During the procedure, respiratory arrest and a sharp drop in blood pressure often occur, and there may be intense bleeding from damaged venous sinuses, hence the need to provide appropriate equipment monitoring the patient's vital signs.

It is also necessary to know how to behave in case of complications so as not to panic later when something "unforeseen " happens.

Remember that the spinal cord damaged by the nucleus pulposus regenerates very slowly (1-6 months) and that is why the dog's guardian must show great patience and understanding.

Convalescence after surgery

Convalescence after surgery is a process long-term, expensive and demanding a lot of self-denial of the owner.

Immediately after surgery for a period of up to up to 3 weeks the operated patient should be completely confined, which will drastically limit his movement.

Due to the great soreness he receives strong painkillers (especially during the first days after the procedure).

It also requires a variety rehabilitation treatments, initially physical therapy consisting in massaging motionless limbs, and later massages do exercise exercising on a treadmill in the water.

You can see what rehabilitation of a dog on a water treadmill looks like in the video below

Dachshund IVDD Therapy: Walking the Underwater Treadmill
Watch this video on YouTube

Patients often require manual emptying of the bladder, which absolutely must be performed in a hospital or at home.
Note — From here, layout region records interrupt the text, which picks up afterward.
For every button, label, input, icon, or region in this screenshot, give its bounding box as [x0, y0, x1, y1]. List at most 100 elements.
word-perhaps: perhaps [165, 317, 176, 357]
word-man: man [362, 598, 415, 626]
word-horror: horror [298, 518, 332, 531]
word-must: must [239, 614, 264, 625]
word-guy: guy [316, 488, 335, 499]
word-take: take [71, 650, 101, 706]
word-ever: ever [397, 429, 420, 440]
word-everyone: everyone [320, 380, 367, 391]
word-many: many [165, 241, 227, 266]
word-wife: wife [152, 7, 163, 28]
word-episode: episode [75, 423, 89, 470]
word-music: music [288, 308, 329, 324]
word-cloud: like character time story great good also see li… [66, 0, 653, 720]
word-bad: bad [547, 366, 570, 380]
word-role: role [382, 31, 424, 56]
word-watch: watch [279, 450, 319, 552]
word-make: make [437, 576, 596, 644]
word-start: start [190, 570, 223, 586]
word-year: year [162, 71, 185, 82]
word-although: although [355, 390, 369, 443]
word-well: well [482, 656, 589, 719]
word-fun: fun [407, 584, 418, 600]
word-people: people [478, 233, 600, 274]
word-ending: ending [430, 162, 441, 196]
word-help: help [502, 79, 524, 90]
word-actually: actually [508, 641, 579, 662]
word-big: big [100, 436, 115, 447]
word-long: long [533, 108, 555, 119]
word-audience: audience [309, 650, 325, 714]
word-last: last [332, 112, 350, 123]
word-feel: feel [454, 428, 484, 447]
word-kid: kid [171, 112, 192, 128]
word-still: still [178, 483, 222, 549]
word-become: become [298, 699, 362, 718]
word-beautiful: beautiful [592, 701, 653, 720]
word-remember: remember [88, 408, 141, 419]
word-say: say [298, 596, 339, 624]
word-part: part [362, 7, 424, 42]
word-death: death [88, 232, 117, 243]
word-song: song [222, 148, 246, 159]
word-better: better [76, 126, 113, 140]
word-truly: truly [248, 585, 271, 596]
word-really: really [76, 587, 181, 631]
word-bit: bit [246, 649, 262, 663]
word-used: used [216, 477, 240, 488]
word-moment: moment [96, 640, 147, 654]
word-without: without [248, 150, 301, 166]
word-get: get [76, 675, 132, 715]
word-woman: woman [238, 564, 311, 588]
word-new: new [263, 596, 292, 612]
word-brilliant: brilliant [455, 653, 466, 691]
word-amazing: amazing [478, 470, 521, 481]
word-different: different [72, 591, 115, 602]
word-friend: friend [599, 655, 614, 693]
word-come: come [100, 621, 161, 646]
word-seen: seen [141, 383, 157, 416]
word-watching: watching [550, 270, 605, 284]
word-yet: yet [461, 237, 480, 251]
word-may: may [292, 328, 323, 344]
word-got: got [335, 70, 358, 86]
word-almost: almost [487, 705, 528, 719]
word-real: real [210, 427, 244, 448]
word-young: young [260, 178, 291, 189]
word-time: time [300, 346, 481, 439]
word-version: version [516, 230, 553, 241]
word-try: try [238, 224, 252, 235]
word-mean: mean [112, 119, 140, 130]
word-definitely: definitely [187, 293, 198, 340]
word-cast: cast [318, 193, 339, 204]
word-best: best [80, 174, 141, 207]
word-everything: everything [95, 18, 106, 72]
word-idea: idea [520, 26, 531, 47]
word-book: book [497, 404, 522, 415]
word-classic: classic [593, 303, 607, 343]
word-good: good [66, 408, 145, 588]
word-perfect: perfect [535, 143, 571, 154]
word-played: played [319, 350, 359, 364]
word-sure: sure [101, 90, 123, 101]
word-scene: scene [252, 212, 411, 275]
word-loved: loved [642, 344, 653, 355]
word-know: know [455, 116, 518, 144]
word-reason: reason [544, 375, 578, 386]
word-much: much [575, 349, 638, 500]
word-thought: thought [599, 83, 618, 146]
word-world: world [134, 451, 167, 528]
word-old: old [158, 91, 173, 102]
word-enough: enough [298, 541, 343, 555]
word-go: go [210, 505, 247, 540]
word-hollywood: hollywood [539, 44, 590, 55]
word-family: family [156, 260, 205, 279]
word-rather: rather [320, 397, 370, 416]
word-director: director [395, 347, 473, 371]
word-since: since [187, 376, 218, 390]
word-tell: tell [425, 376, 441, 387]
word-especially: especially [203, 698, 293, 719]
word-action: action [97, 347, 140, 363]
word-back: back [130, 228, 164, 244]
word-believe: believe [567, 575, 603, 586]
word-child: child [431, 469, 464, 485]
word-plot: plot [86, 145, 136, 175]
Successful surgery does not mean full success, as the recovery period requires considerable commitment and dedication of the owners.

They must take the animal outside, ensure the emptying of the bladder, participate in the process of defecation or actively massage the motionless limbs.

This often exceeds the owners' capabilities and is the reason for the dog's euthanasia

Can discopathy be prevented?

How to prevent discopathy in dogs?

As cliché as it may sound, a healthy spine is essential for an animal's proper, species-normal, physical activity.

Dogs, as we know very well, are predators that in nature, in order to survive, have to hunt and be practically in constant motion.

The modern lifestyle of our pets, low physical activity, inadequate, too caloric food, not compatible with nature, can lead to a number of pathologies, including those related to the spine.

Much depends on you with discopathy.

Yes, you will not completely stop degenerative changes affecting the intervertebral discs, but you can minimize the risk of disease by taking care of your dog's condition.

In the case of the first disturbing disease symptoms, time is extremely important, so do not wait for it to pass itself, but quickly go to the veterinary office for professional help.

Not every case of discopathy requires complicated and expensive surgical treatment at once, so do not be afraid of the disease, but find out how to behave in a given situation.


I hope this article has explained and provided the necessary knowledge on this subject.

If you have questions related to the treatment or rehabilitation of discopathy, now add a comment under the article, I will write back as soon as possible.